L’actuelle vice-présidente argentine a attaqué le système judiciaire du pays à travers ses réseaux sociaux, où elle a remis en question « l’indépendance » du système judiciaire, en plus d’ironiser sur les récents avis judiciaires favorables à l’ancien président. Il a également souligné l’acquittement obtenu par l’ancien président dans le cadre de l’affaire d’espionnage présumé des familles des personnes décédées lors du naufrage du sous-marin ARA San Juan en 2017.

« Dire qu’en Argentine il y a encore ceux qui parlent de l’indépendance du pouvoir judiciaire et que leurs visages ne tombent pas.
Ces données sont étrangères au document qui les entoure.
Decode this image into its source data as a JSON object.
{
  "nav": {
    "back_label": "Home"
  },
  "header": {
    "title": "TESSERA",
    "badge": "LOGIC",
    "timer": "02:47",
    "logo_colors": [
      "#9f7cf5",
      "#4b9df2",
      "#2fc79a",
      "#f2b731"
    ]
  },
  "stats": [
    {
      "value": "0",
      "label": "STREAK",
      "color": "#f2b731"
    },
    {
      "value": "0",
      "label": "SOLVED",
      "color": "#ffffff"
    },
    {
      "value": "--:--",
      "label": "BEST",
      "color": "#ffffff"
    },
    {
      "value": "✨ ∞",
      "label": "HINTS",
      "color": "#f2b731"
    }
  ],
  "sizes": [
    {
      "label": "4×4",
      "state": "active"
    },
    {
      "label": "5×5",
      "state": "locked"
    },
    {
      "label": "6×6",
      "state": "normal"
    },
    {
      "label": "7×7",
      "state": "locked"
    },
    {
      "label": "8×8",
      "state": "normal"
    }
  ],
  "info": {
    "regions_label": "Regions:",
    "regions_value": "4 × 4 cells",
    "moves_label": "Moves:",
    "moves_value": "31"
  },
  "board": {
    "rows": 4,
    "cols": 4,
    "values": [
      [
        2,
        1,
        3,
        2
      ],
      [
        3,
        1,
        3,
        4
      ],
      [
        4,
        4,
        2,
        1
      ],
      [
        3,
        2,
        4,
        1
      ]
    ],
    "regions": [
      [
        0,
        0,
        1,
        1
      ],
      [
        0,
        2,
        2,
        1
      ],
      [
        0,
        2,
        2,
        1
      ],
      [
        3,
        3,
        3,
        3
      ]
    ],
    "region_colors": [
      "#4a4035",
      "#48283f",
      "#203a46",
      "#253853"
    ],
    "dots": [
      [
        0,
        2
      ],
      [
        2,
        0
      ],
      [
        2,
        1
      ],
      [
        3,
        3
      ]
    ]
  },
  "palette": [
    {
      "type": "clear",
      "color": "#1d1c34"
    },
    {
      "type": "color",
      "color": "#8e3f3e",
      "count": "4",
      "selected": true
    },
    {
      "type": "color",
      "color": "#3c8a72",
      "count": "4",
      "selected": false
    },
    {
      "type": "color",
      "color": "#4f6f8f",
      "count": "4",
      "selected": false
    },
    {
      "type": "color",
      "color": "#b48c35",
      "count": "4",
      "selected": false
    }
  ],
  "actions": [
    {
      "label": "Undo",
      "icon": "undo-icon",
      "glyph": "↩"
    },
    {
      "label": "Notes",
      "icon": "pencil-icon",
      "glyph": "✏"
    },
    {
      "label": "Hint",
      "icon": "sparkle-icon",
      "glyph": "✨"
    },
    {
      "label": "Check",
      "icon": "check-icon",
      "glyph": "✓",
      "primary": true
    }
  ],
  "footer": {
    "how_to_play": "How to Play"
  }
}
Maman! », a écrit Fernández de Kirchner sur son profil X, où elle accuse également Macri d’avoir « fait suspendre » le pouvoir judiciaire. les élections du club de football Boca Juniors, dont il a été président et est aujourd’hui candidat à la vice-présidence.


L’ancienne présidente de gauche a toujours nié son prétendu lien avec toute affaire de blanchiment d’argent et de corruption et la justice argentine lui a toujours donné raison, jusqu’à ce que, dix ans après la naissance de l’affaire, Fernández de Kirchner soit à nouveau aux commandes. des enquêtes judiciaires.

Dix ans d’enquêtes sur la « K Money Route »

Créée en 2013, l’affaire « Money Route K » avait pour protagoniste l’homme d’affaires Lázaro Báez, accusé par la justice argentine d’avoir blanchi environ 60 millions de dollars entre 2010 et 2013, dans lesquels il a obtenu des offres juteuses pour des travaux publics de la Gouvernement kirchnériste.